A guerra entre Estados Unidos, Israel e Irã, iniciada em 28 de fevereiro de 2026, entrou em seu décimo dia, elevando os preços do petróleo Brent para até US$ 120 por barril. Apesar de declarações do presidente Donald Trump de que o conflito está 'praticamente concluído', o fechamento do Estreito de Ormuz pelo Irã reduziu o tráfego de petroleiros em 90%, gerando temores de escassez e inflação mundial. Bancos como Barclays e JPMorgan revisaram projeções para até US$ 150, enquanto o G7 discute liberação de reservas emergenciais sem decisão imediata.

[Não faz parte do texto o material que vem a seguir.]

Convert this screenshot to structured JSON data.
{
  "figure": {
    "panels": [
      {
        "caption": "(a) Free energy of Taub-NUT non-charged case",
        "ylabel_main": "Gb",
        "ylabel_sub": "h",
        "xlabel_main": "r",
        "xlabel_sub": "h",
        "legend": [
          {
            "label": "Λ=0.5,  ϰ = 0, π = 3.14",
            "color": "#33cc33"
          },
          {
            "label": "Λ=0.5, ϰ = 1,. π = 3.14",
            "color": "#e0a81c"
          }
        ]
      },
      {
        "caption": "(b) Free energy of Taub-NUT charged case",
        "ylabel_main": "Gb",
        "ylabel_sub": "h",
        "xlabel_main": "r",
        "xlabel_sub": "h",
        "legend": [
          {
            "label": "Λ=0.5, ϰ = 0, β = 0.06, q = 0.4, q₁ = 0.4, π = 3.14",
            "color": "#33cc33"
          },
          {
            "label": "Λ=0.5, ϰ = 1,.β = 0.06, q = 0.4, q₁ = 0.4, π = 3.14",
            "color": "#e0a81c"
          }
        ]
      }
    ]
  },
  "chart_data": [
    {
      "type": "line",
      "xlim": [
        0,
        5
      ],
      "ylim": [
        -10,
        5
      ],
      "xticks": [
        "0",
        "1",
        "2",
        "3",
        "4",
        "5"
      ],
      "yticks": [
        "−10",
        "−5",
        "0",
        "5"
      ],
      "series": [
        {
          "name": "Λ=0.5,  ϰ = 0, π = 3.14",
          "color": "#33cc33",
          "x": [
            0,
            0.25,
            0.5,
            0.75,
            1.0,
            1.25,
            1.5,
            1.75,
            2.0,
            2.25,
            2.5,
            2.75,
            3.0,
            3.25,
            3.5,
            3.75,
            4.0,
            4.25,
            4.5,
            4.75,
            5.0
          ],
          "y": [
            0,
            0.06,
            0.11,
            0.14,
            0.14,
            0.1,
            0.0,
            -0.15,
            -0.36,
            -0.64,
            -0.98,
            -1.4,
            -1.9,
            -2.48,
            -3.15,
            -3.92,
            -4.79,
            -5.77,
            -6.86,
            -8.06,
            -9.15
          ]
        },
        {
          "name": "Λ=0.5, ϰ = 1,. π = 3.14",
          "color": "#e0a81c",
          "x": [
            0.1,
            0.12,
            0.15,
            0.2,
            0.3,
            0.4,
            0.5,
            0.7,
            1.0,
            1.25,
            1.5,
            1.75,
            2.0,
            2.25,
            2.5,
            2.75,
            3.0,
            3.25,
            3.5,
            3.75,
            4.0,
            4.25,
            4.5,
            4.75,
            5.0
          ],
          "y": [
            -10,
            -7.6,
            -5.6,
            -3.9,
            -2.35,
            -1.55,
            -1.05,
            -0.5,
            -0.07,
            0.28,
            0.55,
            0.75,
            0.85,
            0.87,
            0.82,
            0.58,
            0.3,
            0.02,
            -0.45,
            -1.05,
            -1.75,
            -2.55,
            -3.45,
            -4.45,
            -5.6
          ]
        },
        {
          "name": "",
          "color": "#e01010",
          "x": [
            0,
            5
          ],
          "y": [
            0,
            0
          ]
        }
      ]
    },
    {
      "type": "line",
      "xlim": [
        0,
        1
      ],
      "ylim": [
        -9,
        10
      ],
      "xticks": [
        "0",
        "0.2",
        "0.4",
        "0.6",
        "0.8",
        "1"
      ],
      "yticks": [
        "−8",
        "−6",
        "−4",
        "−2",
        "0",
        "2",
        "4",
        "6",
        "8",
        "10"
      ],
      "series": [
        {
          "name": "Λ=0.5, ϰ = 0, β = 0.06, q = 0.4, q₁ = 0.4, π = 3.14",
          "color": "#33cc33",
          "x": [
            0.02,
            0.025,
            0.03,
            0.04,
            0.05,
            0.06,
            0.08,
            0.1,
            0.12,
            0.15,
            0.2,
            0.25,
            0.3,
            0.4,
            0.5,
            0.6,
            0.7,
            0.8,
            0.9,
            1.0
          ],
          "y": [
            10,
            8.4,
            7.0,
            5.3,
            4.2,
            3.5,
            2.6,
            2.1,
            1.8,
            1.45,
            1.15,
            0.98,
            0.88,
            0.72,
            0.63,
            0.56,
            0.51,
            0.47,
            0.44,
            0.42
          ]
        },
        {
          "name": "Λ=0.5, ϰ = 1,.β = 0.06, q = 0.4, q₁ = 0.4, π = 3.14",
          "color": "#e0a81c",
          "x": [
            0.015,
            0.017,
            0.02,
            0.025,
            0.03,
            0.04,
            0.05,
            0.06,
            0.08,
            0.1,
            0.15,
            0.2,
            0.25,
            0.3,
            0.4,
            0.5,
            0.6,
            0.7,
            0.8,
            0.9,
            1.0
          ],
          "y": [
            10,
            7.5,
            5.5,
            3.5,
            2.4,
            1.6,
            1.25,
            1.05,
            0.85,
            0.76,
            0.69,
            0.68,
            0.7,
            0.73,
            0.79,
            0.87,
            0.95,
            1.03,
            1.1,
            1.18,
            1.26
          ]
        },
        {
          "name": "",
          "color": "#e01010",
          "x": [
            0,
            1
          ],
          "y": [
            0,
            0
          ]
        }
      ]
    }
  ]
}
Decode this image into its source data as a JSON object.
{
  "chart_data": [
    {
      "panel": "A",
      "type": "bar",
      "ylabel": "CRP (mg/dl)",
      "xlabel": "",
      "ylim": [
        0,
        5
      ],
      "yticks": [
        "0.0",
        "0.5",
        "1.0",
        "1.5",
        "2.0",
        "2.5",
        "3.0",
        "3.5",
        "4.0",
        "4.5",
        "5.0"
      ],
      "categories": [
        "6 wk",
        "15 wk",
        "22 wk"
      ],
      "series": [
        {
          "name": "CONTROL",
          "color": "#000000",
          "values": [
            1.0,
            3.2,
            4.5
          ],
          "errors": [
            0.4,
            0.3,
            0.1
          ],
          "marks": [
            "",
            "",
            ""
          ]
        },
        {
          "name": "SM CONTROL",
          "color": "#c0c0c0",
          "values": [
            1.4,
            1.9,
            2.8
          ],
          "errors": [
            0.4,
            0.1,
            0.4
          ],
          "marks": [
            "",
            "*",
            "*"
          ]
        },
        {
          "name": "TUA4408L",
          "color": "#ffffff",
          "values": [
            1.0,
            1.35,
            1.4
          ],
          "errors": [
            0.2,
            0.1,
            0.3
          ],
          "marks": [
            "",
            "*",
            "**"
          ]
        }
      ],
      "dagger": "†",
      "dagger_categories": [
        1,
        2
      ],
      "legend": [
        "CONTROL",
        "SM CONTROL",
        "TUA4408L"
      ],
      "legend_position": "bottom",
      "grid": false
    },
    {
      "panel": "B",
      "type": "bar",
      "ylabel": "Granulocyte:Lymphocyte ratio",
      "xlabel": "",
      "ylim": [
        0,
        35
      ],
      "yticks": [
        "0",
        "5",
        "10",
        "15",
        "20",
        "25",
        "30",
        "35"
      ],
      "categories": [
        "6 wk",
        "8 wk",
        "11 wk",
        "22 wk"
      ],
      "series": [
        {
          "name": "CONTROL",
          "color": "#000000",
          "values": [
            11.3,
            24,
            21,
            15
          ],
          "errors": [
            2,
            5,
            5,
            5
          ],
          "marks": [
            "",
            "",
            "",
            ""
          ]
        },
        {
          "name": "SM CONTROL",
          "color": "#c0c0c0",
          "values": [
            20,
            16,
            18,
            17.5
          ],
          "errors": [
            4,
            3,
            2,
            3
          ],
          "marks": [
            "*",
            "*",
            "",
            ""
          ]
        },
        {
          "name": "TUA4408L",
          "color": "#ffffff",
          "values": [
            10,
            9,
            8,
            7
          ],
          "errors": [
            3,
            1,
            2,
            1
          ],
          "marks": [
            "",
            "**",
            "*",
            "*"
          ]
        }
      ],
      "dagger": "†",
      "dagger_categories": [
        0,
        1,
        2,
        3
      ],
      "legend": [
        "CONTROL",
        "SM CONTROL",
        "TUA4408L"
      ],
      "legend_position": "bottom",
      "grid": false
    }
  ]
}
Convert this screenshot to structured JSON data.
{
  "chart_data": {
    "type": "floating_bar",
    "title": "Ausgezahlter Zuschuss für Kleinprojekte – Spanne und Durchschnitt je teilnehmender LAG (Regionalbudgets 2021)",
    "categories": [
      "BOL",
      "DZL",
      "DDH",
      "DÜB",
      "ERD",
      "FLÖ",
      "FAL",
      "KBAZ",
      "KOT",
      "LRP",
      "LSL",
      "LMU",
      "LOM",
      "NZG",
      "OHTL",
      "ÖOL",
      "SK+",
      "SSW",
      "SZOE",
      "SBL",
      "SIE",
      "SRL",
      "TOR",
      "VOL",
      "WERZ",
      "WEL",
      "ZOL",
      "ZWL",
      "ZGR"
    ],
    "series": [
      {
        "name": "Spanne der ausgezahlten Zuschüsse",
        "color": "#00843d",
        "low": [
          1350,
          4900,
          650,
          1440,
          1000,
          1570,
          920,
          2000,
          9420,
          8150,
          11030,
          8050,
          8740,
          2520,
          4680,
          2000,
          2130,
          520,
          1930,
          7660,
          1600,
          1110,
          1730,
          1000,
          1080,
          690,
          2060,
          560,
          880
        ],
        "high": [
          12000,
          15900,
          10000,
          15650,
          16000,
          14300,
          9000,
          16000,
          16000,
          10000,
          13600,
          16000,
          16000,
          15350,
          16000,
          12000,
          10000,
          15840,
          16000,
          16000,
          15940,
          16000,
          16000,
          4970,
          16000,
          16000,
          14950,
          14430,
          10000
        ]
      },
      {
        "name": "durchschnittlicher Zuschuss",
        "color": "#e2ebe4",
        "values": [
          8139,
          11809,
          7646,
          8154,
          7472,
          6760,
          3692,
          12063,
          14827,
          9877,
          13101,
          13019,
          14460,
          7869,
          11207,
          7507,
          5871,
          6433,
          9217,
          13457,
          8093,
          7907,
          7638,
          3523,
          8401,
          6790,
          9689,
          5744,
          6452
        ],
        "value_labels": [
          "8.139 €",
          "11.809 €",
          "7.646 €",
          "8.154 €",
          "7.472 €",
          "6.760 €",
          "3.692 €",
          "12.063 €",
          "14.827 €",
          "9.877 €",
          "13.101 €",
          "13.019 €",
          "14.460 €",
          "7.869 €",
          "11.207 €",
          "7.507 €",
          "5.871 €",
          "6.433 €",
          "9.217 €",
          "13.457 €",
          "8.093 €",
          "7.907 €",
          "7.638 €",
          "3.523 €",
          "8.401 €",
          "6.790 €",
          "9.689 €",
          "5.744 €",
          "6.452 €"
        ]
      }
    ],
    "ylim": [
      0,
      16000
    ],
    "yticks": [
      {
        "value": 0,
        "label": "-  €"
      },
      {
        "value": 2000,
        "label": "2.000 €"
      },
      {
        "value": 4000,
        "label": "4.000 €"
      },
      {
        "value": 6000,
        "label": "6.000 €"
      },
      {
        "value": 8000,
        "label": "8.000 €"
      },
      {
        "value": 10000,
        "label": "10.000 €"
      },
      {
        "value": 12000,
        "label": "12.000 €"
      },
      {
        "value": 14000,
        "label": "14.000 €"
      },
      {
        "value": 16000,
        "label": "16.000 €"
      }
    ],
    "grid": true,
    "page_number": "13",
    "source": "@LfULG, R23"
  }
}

O conflito no Irã, desencadeado por ataques conjuntos dos Estados Unidos e Israel em 28 de fevereiro, completou dez dias em 9 de março de 2026, com impactos significativos nos mercados energéticos. O barril de petróleo Brent saltou de US$ 92 no fechamento de sexta-feira para quase US$ 120 na segunda-feira, marcando a maior valorização diária desde 1988, antes de recuar para abaixo de US$ 100 após declarações de Trump. Dados da consultoria Kpler indicam que o tráfego no Estreito de Ormuz, por onde passam 20% do petróleo e gás mundial, caiu 90% desde o início da guerra.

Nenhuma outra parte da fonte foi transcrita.